I have always been patriotic, flown my flag and supported our peacekeeping efforts. That hasn't changed. My dad was in the Navy for 20 years and my brother served for two years. My uncles and grandfather were Navy men too and my nephew is currently serving in the Marines.
I have found that I donate to more causes than before 9/11/01. I have donated money, coordinated a blood drive at our school and just feel a bigger responsibility to the human race as a whole. After all, hundreds, no thousands, of people gave their lives trying to prevent others from dying, trying to save others simply because it was their job (or because that was their nature) and/or just because they were in the wrong place at the wrong time. Giving material things doesn't feel like it's enough, but I know that doing my job and living my life is necessary for the recovery of our nation.
My biggest fear is that people will forget the way they felt upon witnessing what happened in New York, Washington D.C. and Pennsylvania. I would like to see what happened put in front of people often so they always remember, so they appreciate what we've been blessed with in America and so our children can tell their children what this country is all about.

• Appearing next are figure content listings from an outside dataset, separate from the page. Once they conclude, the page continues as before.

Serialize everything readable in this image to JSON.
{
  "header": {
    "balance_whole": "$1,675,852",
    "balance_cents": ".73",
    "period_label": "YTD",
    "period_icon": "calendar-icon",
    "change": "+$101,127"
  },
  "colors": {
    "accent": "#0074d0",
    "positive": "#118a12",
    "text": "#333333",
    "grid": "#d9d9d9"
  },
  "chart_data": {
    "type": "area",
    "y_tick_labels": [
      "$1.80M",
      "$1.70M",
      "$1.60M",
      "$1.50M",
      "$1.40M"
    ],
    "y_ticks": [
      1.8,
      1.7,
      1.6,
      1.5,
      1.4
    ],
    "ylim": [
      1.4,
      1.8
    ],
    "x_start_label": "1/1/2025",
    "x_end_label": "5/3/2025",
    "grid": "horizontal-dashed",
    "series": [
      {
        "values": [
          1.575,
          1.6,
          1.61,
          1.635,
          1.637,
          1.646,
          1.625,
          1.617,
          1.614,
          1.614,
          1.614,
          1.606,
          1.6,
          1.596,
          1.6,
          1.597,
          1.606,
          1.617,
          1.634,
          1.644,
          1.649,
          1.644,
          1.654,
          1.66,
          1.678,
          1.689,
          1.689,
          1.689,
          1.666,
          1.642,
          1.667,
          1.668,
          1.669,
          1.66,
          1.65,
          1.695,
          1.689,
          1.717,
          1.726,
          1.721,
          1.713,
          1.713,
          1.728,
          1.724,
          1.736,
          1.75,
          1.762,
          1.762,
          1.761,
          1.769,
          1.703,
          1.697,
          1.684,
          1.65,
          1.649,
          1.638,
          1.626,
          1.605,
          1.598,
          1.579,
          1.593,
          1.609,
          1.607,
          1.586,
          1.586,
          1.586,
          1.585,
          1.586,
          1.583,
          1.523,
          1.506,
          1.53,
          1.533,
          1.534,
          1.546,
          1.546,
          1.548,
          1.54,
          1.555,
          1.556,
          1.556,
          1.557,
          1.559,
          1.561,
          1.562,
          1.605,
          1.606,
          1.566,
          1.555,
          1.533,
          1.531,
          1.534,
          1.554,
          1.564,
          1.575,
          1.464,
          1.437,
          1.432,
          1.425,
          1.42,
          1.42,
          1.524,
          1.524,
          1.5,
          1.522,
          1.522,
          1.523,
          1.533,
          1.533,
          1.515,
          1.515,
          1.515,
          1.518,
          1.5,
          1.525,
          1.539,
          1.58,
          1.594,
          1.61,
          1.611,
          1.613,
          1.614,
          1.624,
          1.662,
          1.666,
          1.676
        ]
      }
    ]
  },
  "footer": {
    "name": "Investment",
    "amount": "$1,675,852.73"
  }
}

At times I feel great anger and at other times I feel overwhelming sadness. My hopes and prayers go out to all the families that lost loved ones and to the friends and lovers who are now trying to deal with the huge void in their lives that losing a loved one creates. I wish I could give them strength, but can only hope that they find comfort in the fact that so many are thinking of them and praying for them.
May we never have to experience such devastation again. God bless us one and all.